I decided I was going to get the key from Nick before I lost my room rights--I was too tired to put up with his knocking around in the middle of the night tonight.

Nick was walking out of the office toward me. He had a big shit-eating grin on his face, and he was holding up two sets of keys.

"Separate rooms," he said. 'You're in number nine. I'm in number ten. Queen sized beds. Color television. Free HBO."

"You paying?"

"Sure ... for mine."

"And half of mine." I was fishing through my pockets for a cigarette, glaring up at him.

'Fuck that."

"Pay for half of mine. I need to explain it to you? To spell it out?
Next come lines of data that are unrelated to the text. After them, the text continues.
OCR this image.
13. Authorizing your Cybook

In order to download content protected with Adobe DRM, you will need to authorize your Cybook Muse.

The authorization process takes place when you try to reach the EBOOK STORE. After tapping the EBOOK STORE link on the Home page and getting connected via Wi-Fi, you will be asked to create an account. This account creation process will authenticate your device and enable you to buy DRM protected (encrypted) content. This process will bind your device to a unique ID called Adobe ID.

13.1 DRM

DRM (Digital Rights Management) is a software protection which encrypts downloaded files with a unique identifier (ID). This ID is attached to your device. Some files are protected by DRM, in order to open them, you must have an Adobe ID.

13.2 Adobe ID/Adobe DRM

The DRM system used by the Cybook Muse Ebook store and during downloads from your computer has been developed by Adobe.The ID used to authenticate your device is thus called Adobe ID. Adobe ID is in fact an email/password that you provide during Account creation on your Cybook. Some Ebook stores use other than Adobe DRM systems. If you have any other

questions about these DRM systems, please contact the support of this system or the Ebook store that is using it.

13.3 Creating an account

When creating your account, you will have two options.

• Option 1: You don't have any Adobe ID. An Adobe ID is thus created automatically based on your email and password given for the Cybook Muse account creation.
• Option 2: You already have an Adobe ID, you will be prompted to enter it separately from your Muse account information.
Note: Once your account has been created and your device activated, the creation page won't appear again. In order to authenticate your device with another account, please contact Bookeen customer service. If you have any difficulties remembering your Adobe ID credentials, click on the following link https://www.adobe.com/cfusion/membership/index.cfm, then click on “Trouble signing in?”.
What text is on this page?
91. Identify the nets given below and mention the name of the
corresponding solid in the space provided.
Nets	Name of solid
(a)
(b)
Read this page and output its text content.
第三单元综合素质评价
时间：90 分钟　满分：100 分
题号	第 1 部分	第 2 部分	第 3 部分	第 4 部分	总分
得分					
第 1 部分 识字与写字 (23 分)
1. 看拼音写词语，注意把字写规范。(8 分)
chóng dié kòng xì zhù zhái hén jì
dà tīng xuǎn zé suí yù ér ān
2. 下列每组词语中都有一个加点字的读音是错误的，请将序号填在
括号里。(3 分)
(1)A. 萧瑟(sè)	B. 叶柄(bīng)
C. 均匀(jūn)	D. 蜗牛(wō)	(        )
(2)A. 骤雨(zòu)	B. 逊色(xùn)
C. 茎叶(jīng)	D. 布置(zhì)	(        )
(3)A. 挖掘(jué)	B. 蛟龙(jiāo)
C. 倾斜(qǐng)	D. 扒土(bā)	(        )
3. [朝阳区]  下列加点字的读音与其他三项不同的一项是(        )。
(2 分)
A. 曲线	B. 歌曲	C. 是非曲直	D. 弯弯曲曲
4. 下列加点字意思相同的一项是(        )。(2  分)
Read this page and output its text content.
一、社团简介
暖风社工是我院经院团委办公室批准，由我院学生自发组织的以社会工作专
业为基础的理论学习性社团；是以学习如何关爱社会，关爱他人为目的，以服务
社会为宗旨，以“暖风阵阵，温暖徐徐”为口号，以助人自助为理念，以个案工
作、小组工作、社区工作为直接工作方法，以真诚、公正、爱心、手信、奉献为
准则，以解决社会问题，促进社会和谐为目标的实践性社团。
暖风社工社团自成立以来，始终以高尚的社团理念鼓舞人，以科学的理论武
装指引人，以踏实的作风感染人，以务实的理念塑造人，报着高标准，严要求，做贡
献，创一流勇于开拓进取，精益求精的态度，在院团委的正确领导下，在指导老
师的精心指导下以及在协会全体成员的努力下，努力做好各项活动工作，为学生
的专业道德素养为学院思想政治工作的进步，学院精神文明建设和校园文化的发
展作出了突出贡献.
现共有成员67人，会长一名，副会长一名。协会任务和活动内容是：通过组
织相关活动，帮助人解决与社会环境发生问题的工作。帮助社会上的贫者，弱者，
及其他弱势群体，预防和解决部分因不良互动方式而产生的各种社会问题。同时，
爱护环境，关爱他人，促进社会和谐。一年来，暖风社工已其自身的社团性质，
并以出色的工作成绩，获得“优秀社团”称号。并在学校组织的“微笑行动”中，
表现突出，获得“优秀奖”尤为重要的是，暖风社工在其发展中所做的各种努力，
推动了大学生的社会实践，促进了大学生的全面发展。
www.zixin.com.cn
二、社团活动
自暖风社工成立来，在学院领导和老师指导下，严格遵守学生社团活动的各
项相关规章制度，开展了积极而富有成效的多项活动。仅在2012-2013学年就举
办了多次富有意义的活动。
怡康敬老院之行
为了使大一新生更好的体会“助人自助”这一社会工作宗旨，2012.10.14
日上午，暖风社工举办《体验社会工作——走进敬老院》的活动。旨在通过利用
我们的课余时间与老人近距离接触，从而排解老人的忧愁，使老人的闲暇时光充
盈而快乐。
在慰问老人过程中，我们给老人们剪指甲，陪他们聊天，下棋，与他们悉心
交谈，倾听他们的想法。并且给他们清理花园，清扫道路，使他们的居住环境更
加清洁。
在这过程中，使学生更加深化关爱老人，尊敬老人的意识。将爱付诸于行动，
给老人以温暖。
What?" He stood there with the keys in his hand, weighing his options. I had the cigarette in my mouth and was trying for a lighter now.

"Fine. Whatever," he said finally. "I'll have enough to pay you back after L.A."

He tossed me my keys and walked with a slow swagger back to the office. I gave him enough money for my whole room, since he was short. I knew I'd never see the half he owed me. But I'd won anyway. It was the principal of the thing that mattered. Not that he wouldn't have enough after L.A.; he'd have plenty. Plenty for the rest of his life.

I went over and took a look into the coffee shop through the smudged plate glass. They didn't look like they expected much business. There was a man in a chef's hat dancing with a heavy woman. The man looked twenty or so. His black hair came out in greasy curls from under the short order cook hat, and his eyes didn't line up right on anything, like he was looking at two things at once. He had a big white grin on his face, and he could move. He had his greasy hands on the woman's hips and they were dancing something between a twist and a lambada--and he almost made it work. But the woman ... she just stood there while he moved all over and laughed with her small lipless mouth hanging open. She had a very large pink uniform on, and I could see that her collar was sweat-yellowed even from through the window. She looked like a luckless forty or so, and her knees were being pulled down toward her calves by gravity. But maybe she'd been pretty once--when she was the man's age.